Thanks for finally getting it right
Recently I cracked under pressure and dropped a summer math class that would have allowed me to graduate in the fall. It was weak. I was weak. My constitution faltered.
Yet as I was sitting in five o’clock traffic listening to an NPR reporter I’ve heard a thousand times and still not learned his name, a woman with a thick Indian accent came on the airwaves.
She started talking about growing up with a dirt floor and no food, and how, now, she’s a nuclear engineer.
My knuckles turned white on the steering wheel. As I lay awake at night contemplating the state of my discontent, I also realized that according to the formula set by the federal government, dropping that class also meant I might not be able to receive financial aid. The next day after a hurricane of paperwork, I was re-enrolled in the same class and back on track to academic success.
For the first time I can recall in my time as a student here, the OCCC bureaucracy helped me, instead of discouraging me from ever coming back by telling me I have to wait in that other line — again.
Then, a few days later, something even more impressive happened. I went to the Testing Center, locked my belongings in a locker, signed in, sat down in the VIP room with my test, completed it and left.

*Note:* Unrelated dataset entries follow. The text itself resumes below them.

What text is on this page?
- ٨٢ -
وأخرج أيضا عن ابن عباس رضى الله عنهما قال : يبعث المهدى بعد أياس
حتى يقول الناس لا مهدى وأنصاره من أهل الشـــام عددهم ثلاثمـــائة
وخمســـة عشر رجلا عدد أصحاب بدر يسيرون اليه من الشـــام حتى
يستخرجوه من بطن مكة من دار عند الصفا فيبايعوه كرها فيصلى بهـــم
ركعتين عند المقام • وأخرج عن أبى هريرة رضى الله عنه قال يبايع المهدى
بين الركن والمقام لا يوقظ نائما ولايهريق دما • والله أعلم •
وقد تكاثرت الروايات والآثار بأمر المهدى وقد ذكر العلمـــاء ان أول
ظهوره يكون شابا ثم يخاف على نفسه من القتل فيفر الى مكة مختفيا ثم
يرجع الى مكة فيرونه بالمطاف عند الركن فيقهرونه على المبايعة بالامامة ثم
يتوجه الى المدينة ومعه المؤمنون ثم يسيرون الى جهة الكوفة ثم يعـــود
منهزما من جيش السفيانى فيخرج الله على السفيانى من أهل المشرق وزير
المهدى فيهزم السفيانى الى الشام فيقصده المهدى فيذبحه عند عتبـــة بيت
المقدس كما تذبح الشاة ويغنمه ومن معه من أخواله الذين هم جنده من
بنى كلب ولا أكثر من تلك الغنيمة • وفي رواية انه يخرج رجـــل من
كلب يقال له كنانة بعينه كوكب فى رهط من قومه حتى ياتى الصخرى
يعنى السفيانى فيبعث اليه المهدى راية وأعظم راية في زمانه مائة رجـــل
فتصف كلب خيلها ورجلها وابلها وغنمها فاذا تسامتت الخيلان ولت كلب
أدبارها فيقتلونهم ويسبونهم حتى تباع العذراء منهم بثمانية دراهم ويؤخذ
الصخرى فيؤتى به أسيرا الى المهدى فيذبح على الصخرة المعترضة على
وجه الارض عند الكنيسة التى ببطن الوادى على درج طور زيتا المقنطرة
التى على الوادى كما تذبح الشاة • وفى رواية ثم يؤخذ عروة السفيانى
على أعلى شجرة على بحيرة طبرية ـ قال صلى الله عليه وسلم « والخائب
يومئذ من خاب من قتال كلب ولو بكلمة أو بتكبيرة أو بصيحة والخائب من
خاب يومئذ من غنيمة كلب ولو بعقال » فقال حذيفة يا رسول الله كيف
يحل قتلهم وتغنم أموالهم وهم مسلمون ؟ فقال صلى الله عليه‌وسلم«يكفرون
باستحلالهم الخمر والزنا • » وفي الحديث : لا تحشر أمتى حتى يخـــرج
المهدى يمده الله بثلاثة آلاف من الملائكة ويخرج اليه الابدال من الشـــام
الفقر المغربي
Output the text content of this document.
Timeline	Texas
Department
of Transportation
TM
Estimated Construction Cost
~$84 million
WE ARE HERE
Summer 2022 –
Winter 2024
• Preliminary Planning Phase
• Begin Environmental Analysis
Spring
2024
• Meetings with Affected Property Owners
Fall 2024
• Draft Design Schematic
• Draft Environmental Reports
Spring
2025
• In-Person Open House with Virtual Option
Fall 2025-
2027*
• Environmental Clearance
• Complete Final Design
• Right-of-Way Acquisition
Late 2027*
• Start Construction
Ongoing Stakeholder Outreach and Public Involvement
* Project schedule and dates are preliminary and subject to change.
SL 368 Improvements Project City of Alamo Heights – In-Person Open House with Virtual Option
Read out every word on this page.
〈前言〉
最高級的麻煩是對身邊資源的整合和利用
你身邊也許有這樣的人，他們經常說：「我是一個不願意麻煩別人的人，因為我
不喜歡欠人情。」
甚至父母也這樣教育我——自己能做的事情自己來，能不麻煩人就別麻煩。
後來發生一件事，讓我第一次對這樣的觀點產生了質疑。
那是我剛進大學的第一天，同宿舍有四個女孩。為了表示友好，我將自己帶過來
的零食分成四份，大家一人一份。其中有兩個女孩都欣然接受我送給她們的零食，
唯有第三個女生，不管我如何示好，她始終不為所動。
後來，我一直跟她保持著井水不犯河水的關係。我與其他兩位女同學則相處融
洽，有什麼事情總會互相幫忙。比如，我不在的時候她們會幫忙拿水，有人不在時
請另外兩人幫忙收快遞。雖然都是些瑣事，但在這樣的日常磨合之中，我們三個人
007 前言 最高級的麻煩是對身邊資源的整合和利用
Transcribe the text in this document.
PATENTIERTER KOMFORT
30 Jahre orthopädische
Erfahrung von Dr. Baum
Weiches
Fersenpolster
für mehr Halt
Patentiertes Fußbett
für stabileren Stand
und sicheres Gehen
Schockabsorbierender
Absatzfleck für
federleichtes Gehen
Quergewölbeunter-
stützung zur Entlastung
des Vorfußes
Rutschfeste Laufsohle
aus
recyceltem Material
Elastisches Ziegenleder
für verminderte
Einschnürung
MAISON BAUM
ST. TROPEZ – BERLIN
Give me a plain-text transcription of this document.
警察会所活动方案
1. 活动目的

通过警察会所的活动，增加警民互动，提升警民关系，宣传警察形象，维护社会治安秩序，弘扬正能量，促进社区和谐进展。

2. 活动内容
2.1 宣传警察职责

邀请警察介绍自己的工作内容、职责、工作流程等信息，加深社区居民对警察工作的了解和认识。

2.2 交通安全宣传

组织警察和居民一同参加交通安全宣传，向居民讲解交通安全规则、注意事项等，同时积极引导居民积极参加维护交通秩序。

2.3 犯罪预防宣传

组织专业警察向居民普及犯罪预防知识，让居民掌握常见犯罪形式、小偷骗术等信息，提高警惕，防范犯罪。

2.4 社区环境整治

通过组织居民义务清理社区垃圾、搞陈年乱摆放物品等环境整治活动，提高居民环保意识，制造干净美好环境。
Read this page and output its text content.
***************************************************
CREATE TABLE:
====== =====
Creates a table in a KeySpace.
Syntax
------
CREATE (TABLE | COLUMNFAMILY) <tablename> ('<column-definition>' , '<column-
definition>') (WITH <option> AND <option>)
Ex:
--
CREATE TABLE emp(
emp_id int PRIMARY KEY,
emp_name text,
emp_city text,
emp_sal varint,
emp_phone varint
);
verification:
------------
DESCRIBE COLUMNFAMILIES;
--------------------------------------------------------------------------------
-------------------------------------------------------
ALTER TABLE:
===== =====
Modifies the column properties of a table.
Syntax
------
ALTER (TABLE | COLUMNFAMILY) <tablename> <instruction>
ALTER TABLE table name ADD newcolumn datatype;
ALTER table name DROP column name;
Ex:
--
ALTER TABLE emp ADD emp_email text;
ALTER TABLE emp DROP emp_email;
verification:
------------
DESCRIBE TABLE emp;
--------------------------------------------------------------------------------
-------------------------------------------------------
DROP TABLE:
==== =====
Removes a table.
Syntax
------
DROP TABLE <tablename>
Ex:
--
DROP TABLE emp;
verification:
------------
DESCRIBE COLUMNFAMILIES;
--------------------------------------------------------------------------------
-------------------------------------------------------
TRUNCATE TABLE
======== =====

I was amazed. There were no complications or cumbersome rules that contribute nothing to security or academic integrity, as there have been in the past. There was no need to make me suffer possible kidney damage because I needed to use the bathroom but still had an unanswered question on my test. In the past, I’m guessing, the mindset was that I could possibly run into somebody with the specific information I needed or that may have pre-emptively taped notes hidden in the paper towel dispensers, somehow.
I don’t know if Financial Aid and the Testing Center had some sort of epiphany — maybe a religious experience, or is now staffed by androids but, regardless of the cause, it’s working. I had great experiences for the first time at both areas.
Thumbs up to both places for finally getting it right.